Die Richterin am Bundesverfassungsgericht wies in Bezug auf die eigene Rolle darauf hin, dass sämtliche Gerichte „immer nur reaktiv“ auf das zulässige Ansinnen der Bürgerinnen und Bürger, die ihre Rechte verletzt sehen, antworten könnten. Die aktive Gestaltung der Lebenswirklichkeit jedoch obliege der Gesellschaft selbst, auch durch den Gesetzgeber. 

Frauen wählen Männer

Ein Phänomen, das sich seit der Einführung des Frauenwahlrechts 1918 durchzieht: Frauen wählen zwar eifrig, aber sie wählen deutlich weniger Frauen als Männer in die Gremien! Dazu passt, dass sich mit Artikel 3 Absatz 2 des Grundgesetzes, welcher die Gleichstellung von Männern und Frauen fordert, Staat und Gesellschaft deutlich schwerer getan haben als mit anderen Grundrechten. Wie sonst sei es zu erklären, dass im Jahr 1994 noch die Verpflichtung des Staates, aktiv auf die Gleichberechtigung hinzuwirken, in den Text aufgenommen werden musste? 

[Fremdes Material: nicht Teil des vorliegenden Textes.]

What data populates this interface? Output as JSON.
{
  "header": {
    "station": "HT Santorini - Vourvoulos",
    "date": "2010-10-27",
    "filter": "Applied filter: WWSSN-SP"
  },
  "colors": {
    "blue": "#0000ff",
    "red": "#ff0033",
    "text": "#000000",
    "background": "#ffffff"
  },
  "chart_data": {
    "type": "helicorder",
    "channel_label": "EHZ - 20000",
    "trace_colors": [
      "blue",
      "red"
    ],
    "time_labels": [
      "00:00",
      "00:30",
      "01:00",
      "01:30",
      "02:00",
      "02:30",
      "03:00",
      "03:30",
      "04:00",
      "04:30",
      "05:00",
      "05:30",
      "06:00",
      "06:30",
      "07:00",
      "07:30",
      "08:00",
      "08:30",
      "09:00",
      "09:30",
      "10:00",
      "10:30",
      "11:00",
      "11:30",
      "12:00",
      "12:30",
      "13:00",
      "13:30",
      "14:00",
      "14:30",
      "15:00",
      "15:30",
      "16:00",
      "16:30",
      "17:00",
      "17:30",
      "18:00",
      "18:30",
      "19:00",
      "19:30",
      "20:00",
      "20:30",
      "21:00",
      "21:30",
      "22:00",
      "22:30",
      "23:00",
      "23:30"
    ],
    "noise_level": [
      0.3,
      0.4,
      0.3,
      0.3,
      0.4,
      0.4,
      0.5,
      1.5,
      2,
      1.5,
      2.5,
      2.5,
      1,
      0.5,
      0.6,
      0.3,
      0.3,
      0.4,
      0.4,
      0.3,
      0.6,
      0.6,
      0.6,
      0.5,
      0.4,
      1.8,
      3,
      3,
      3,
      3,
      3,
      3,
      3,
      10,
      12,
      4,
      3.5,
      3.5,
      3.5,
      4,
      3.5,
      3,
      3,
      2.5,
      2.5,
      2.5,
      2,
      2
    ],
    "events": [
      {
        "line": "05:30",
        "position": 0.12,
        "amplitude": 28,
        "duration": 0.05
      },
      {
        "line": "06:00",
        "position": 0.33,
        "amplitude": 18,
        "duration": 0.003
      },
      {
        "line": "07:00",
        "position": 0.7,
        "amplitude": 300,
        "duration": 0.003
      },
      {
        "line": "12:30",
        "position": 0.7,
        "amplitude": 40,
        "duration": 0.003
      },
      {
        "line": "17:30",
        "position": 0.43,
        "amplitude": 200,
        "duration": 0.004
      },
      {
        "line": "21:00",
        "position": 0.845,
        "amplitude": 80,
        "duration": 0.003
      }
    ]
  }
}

„Nehmen Sie das Recht in die Hand!“ – diese Forderung an jede und jeden unterstrich Susanne Baer ganz plastisch an einem kleinen Grundgesetz, dass sie mit gebracht hatte. 

Hintergrund

Das sagten die Teilnehmerinnen der Gesprächsrunde

In der anschließenden Gesprächsrunde, die die städtische Gleichstellungsbeauftragte Regina Geppert moderierte, brach Inge Vogt-Goergens von „Frauen helfen Frauen“ eine Lanze für den weiteren Ausbau der Frauenhäuser: Die Istanbul-Konvention sehe fast zehn mal so viel Schutzplätze vor, wie in Deutschland existierten. 

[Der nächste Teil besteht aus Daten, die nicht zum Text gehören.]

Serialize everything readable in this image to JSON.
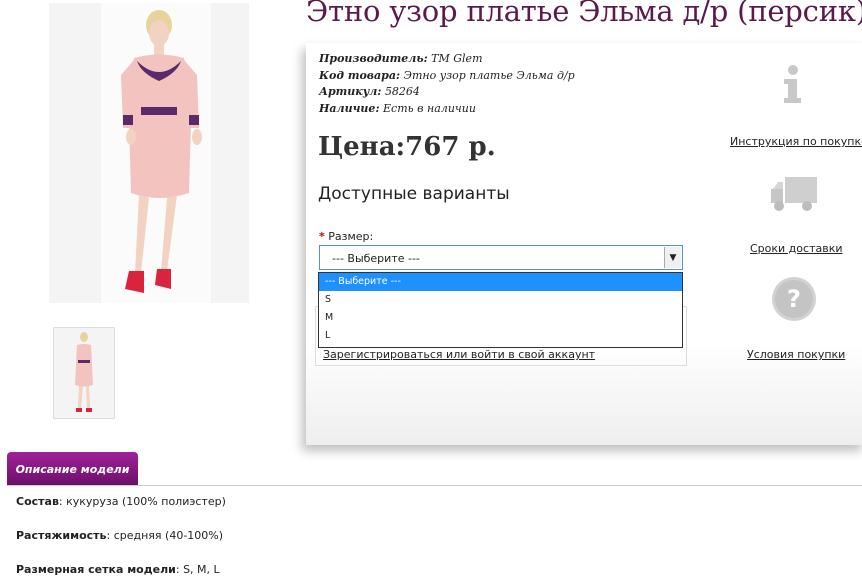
{
  "product": {
    "title": "Этно узор платье Эльма д/р (персик)",
    "info": [
      {
        "label": "Производитель",
        "value": "TM Glem"
      },
      {
        "label": "Код товара",
        "value": "Этно узор платье Эльма д/р"
      },
      {
        "label": "Артикул",
        "value": "58264"
      },
      {
        "label": "Наличие",
        "value": "Есть в наличии"
      }
    ],
    "price": "Цена:767 р.",
    "variants_heading": "Доступные варианты",
    "size_label": "Размер",
    "size_required": "*",
    "size_selected": "--- Выберите ---",
    "size_options": [
      "--- Выберите ---",
      "S",
      "M",
      "L"
    ],
    "login_link": "Зарегистрироваться или войти в свой аккаунт"
  },
  "sidebar": {
    "instructions_link": "Инструкция по покупке",
    "delivery_link": "Сроки доставки",
    "terms_link": "Условия покупки",
    "icons": [
      "info-icon",
      "truck-icon",
      "question-icon"
    ]
  },
  "description": {
    "tab": "Описание модели",
    "rows": [
      {
        "label": "Состав",
        "value": "кукуруза (100% полиэстер)"
      },
      {
        "label": "Растяжимость",
        "value": "средняя (40-100%)"
      },
      {
        "label": "Размерная сетка модели",
        "value": "S, M, L"
      }
    ]
  },
  "colors": {
    "accent": "#8b1a86",
    "title": "#5a1a4a",
    "select_highlight": "#1e90ff",
    "dress": "#f3c3c0",
    "embroidery": "#5a2a6a"
  }
}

IG-Metall-Frau Nevin Akar hat in ihrer Arbeit täglich mit den Folgen zu kämpfen, die der nach wie vor über 20 Prozent große Gehaltsunterschied zwischen Männern und Frauen und die „Teilzeit-Falle“ nach sich ziehen: „Alles berechnet sich nach diesem geringeren Gehalt, bis hin zur Rente!“ 

Jana Schwab gehört zur lokalen Führungsriege von „Fridays for Future“ und damit zu einer Bewegung, in der Frauen sehr gut repräsentiert sind. „Wir haben keinen Bock mehr auf ,Klappe zu‘, sondern Bock auf ,Klappe auf‘, beschreibt sie den Anspruch der Frauen der jungen Generation auf Gleichberechtigung nicht nur „auf dem Papier“, sondern „im echten Leben“.